Whenever the topic of capacity planning comes up among my project management friends, there seems to be two pretty standard comments:
- “Capacity planning is a critical part of our work management process and makes us more efficient and competitive.”
- Or, “We see the value of better capacity planning and are working toward a more formalized method for actually measuring capacity.”
Project management software companies have been trying to figure out the best way to capacity plan since they started making project management software. Everyone takes a different approach, some of them seem to work—while others don’t. In my opinion, there are a couple of critical components to any attempt to accurately plan for capacity. Although they might sound simple, depending on your organization, it might be easier said than done:
- Filtering requests is critical: If you provide shared services within your organization like the IT, Marketing, HR or Finance departments, you receive inbound requests from throughout the organization everyday. When those requests come in via email, text message, phone conversations or a hallway chat, it can be difficult to make sure nothing gets missed, the requests that deliver the most value get addressed first and everything gets handled in a timely manner. Organizations that have formalized the project request process with an inbound request queue find managing capacity a lot easier. They have a better handle on which projects get attention now and which projects need to take a back seat. This helps them better allocate their resources on the work that provides the most value to their organizations.
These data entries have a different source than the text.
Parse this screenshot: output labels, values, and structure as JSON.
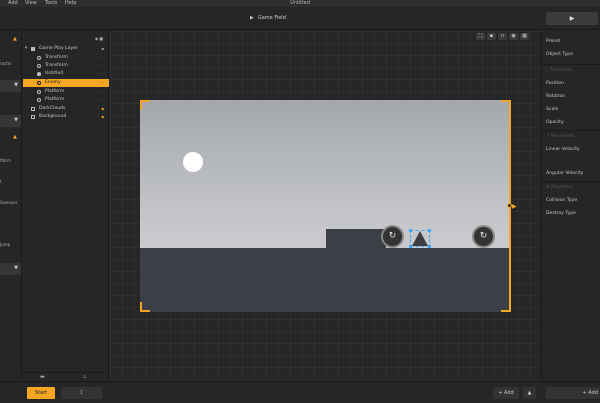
{
  "menu": {
    "items": [
      "Add",
      "View",
      "Tools",
      "Help"
    ],
    "window_title": "Untitled"
  },
  "toolbar": {
    "doc_title": "Game Field",
    "play_icon": "play-icon"
  },
  "left_strip": {
    "labels": [
      "racter",
      "tform",
      "Sweeper",
      "Jump"
    ]
  },
  "layers": {
    "items": [
      {
        "label": "Game Play Layer",
        "icon": "layer-group-icon",
        "selected": false
      },
      {
        "label": "Transform",
        "icon": "transform-icon",
        "selected": false
      },
      {
        "label": "Transform",
        "icon": "transform-icon",
        "selected": false
      },
      {
        "label": "Untitled",
        "icon": "person-icon",
        "selected": false
      },
      {
        "label": "Enemy",
        "icon": "target-icon",
        "selected": true
      },
      {
        "label": "Platform",
        "icon": "target-icon",
        "selected": false
      },
      {
        "label": "Platform",
        "icon": "target-icon",
        "selected": false
      },
      {
        "label": "DarkClouds",
        "icon": "image-icon",
        "selected": false
      },
      {
        "label": "Background",
        "icon": "image-icon",
        "selected": false
      }
    ]
  },
  "properties": {
    "preset_label": "Preset",
    "object_type_label": "Object Type",
    "transform_section": "Transform",
    "position_label": "Position",
    "rotation_label": "Rotation",
    "scale_label": "Scale",
    "opacity_label": "Opacity",
    "movement_section": "Movement",
    "linear_velocity_label": "Linear Velocity",
    "angular_velocity_label": "Angular Velocity",
    "properties_section": "Properties",
    "collision_type_label": "Collision Type",
    "destroy_type_label": "Destroy Type"
  },
  "bottom": {
    "start_label": "Start",
    "count_value": "1",
    "add_label": "+ Add",
    "add_label_right": "+ Add"
  },
  "colors": {
    "accent": "#f5a623",
    "selection": "#3fa9f5",
    "panel": "#262626"
  }
}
- We’ve got to start looking at projects within the context of other work: In a perfect world, your project team works on your projects and nothing else. Unfortunately, this is not a perfect world. What’s more, by some estimates, project teams spend upwards of 50 percent of their day working on tasks that are unrelated to any active project. That’s not to say the work doesn’t provide value, but the idea of a project team working on only projects is a pipe dream in most organizations. When project leaders have visibility into all the work being undertaken by project teams, they’ll be better able to project plan, manage capacity and successfully complete projects.
- Make it easy for the team to engage in the work—or they won’t: The problem with most solutions designed manage projects, teams and capacity is that they are complicated and cumbersome to use. I’m a big fan of the social media metaphor for this reason. It’s familiar, it’s easy and it encourages dialog, which is critical to understanding what’s happening within the team today, what the workload looks like tomorrow and how that’s going to impact your capacity plan.
This is where the right tools can really make a difference and add value. When project leaders and decision makers have visibility into what’s really going on with their project teams and can get out of theoretical capacity planning, they can make informed decisions about their capacity—and maybe even find the Holy Grail.
What are you doing to understand and manage the capacity of your project team?